Quand, en dépit d’une intense, infatigable et très habile propagande, le Président aura été réélu, alors l’attitude de l’ambassadeur changera. Une nouvelle volte-face s’accomplira. Il oubliera le mal qu’il aura tenté de faire. Il essaiera maintenant de se faire bien venir. Il multipliera les avances. Il répétera, fera redire qu’il y a eu seulement malentendu, que le Président a mal interprété ses intentions. Son gouvernement n’a-t-il pas donné preuves sur preuves de ses désirs pacifiques ? L’Allemagne veut la paix, tout de même que le Président veut la paix.
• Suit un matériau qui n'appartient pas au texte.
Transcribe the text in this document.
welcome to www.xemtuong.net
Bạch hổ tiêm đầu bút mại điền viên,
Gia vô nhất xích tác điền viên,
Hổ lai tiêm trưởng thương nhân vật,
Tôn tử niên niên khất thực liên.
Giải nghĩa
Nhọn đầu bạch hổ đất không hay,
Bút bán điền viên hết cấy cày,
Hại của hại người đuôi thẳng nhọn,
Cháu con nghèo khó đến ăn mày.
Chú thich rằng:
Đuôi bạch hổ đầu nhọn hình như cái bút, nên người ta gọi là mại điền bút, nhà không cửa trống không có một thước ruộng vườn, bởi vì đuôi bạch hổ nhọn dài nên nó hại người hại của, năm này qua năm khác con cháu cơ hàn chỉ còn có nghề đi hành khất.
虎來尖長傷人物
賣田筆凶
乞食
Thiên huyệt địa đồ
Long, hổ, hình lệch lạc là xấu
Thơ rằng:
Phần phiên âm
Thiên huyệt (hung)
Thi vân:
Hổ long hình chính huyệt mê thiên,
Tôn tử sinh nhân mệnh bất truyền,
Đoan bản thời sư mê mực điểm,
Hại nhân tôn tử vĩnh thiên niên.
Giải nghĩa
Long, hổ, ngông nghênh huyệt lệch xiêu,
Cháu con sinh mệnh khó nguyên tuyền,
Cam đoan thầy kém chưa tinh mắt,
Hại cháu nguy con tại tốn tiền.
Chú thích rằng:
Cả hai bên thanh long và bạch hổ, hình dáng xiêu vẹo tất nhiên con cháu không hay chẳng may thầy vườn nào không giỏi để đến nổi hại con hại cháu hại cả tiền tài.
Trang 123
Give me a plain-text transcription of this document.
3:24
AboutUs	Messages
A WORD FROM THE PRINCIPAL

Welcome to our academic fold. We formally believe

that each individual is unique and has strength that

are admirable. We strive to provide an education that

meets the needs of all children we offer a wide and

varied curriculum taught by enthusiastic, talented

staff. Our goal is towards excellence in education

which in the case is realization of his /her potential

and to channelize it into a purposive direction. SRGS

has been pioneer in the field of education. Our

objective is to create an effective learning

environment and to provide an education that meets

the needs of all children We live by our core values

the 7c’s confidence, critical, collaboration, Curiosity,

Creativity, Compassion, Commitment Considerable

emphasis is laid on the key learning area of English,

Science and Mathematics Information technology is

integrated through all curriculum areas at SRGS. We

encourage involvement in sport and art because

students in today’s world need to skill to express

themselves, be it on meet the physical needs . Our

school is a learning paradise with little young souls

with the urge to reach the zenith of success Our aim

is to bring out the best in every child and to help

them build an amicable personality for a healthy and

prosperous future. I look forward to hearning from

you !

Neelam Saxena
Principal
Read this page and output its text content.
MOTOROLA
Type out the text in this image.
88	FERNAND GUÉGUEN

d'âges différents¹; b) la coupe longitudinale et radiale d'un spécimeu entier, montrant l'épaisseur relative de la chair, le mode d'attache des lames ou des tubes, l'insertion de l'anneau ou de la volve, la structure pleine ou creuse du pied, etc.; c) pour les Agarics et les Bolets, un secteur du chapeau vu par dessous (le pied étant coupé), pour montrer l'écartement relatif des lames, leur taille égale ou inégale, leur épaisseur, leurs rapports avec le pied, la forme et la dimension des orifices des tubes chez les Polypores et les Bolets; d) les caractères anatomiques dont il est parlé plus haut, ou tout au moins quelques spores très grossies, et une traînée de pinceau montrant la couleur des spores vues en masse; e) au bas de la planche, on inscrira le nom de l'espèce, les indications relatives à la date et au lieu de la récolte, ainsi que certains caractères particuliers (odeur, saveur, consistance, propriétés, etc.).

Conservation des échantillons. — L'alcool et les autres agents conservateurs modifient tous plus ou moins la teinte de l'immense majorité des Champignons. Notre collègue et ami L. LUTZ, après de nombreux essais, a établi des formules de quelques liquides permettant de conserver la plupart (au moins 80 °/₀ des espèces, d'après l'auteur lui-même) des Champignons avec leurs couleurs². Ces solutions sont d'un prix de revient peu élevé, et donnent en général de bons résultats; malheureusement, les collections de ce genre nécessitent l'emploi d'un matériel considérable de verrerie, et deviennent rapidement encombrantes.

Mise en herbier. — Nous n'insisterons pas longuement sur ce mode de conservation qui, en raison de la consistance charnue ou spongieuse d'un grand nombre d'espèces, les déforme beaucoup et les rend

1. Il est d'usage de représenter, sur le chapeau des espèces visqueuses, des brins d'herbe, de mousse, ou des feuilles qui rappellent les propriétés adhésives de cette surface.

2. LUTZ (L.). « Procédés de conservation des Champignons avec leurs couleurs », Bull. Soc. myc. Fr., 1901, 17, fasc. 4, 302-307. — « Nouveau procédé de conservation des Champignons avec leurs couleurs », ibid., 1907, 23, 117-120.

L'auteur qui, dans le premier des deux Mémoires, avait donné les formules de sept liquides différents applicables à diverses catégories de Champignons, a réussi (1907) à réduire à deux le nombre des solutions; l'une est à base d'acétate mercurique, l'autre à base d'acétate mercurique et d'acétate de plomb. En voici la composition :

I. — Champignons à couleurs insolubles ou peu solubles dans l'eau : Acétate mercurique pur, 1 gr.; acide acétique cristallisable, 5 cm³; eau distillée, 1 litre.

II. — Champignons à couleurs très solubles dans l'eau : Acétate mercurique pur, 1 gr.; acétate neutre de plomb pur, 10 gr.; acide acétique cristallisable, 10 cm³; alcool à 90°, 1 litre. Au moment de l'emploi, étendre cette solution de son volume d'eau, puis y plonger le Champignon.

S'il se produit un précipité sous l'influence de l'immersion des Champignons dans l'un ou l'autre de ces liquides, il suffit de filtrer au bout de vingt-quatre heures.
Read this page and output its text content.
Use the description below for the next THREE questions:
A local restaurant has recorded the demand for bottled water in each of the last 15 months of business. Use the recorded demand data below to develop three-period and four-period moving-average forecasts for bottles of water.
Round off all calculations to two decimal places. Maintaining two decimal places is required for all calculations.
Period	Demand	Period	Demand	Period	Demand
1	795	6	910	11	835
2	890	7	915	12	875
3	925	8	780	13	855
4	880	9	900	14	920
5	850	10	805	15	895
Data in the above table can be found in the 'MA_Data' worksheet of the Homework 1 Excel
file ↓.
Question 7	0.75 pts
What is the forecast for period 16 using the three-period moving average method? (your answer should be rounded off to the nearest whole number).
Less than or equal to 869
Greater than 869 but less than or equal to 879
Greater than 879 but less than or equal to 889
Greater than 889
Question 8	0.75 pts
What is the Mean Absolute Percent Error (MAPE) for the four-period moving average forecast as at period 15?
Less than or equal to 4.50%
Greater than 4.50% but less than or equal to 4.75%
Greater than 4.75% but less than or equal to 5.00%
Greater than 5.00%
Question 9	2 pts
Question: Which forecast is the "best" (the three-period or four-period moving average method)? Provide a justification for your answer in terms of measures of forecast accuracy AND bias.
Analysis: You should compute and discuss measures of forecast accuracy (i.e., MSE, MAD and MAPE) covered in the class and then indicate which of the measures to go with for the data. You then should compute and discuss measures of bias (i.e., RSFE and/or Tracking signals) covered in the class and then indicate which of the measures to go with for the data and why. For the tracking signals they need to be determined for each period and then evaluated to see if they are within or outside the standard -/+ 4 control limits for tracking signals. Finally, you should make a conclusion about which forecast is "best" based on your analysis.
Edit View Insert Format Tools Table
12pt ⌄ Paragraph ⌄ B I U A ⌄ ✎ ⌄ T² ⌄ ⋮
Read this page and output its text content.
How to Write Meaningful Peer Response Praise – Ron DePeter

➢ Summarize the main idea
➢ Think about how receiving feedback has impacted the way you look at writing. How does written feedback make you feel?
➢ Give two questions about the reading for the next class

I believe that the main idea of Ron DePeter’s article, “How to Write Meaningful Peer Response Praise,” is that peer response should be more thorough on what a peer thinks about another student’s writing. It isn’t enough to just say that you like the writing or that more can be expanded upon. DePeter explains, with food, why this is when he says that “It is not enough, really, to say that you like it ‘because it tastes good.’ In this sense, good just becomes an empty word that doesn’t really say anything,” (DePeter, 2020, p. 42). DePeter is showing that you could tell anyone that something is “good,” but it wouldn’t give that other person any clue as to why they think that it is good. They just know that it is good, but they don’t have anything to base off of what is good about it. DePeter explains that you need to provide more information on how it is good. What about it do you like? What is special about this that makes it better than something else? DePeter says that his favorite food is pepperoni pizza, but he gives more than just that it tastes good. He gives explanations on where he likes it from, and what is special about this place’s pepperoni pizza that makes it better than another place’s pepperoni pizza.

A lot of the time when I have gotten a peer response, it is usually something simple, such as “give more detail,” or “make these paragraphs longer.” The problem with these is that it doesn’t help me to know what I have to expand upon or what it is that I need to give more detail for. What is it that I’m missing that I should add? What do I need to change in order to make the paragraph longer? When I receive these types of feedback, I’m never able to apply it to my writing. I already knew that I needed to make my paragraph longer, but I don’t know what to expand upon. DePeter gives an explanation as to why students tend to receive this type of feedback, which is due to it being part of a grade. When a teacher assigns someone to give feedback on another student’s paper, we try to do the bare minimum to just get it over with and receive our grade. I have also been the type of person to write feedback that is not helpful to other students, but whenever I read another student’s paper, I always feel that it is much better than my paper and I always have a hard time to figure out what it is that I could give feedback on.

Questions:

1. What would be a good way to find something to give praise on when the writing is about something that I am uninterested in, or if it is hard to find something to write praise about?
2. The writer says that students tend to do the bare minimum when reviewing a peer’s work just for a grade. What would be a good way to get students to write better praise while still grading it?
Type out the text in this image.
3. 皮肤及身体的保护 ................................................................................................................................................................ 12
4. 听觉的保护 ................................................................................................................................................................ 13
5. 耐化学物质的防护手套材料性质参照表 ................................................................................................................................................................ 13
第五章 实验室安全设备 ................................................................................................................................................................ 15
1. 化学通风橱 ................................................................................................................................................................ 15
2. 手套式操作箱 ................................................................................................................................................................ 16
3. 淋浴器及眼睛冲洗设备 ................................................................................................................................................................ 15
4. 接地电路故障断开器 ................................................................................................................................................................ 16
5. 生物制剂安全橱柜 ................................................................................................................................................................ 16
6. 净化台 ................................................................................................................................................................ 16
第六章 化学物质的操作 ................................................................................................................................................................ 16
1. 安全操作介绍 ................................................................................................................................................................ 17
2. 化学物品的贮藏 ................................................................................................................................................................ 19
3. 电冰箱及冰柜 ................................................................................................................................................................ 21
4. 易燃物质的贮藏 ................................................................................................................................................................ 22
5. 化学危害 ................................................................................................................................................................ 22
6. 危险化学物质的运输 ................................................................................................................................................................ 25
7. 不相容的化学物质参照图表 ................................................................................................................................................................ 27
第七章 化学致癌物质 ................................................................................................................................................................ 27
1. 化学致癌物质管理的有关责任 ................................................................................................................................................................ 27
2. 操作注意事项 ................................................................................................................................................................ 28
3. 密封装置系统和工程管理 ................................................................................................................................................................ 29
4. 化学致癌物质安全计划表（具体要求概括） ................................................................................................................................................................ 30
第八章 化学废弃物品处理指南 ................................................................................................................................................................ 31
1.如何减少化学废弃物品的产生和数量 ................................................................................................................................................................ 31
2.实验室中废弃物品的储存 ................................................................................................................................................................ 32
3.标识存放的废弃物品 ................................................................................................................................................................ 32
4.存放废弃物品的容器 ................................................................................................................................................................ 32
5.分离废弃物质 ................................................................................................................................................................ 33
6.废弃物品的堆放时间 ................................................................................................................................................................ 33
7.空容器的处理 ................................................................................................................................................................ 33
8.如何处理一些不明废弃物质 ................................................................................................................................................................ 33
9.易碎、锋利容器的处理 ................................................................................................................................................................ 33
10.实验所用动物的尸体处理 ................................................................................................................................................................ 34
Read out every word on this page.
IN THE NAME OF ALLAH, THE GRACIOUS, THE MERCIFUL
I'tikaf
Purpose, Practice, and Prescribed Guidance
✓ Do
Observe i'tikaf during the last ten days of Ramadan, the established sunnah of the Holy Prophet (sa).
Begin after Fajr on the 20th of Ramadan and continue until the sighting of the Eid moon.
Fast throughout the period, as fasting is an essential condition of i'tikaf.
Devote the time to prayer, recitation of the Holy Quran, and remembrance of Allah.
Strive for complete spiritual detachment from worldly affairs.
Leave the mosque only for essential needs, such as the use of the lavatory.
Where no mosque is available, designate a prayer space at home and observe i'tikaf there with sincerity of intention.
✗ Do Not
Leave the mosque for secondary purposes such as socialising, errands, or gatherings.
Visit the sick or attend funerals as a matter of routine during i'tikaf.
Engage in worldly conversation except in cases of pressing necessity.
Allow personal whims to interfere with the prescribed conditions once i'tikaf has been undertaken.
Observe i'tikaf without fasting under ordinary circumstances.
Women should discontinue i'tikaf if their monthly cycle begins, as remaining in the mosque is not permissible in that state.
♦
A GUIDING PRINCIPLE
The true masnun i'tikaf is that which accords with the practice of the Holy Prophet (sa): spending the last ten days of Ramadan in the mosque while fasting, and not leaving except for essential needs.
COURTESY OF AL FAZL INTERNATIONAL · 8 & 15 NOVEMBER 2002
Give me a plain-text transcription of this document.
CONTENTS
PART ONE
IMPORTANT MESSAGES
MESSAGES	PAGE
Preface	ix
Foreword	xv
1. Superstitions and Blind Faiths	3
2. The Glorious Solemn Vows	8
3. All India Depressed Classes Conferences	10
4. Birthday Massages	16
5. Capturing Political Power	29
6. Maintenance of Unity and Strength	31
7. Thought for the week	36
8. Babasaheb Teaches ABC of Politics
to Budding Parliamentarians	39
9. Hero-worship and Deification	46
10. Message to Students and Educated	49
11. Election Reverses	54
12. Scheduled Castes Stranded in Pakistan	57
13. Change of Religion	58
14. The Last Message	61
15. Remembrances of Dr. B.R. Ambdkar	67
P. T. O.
Pourquoi, dès lors, ne pas essayer de s’entr’aider ? Pourquoi ne pas coordonner ses efforts en vue d’atteindre plus sûrement au but commun ? Cette paix, l’humanité tout entière la désire, l’appelle de tous ses vœux. Pourquoi tous les hommes de bonne volonté ne tenteraient-ils pas de guérir, suivant l’expression si juste du Président, « la folie du monde ? » L’Allemagne puissante, victorieuse sur tous les champs de bataille, le Président des États-Unis, puissant de toute l’immense force économique des États-Unis, n’ont-ils pas reçu la mission divine de ramener la paix, c’est-à-dire le bonheur, la prospérité parmi les hommes souffrants et égarés ?…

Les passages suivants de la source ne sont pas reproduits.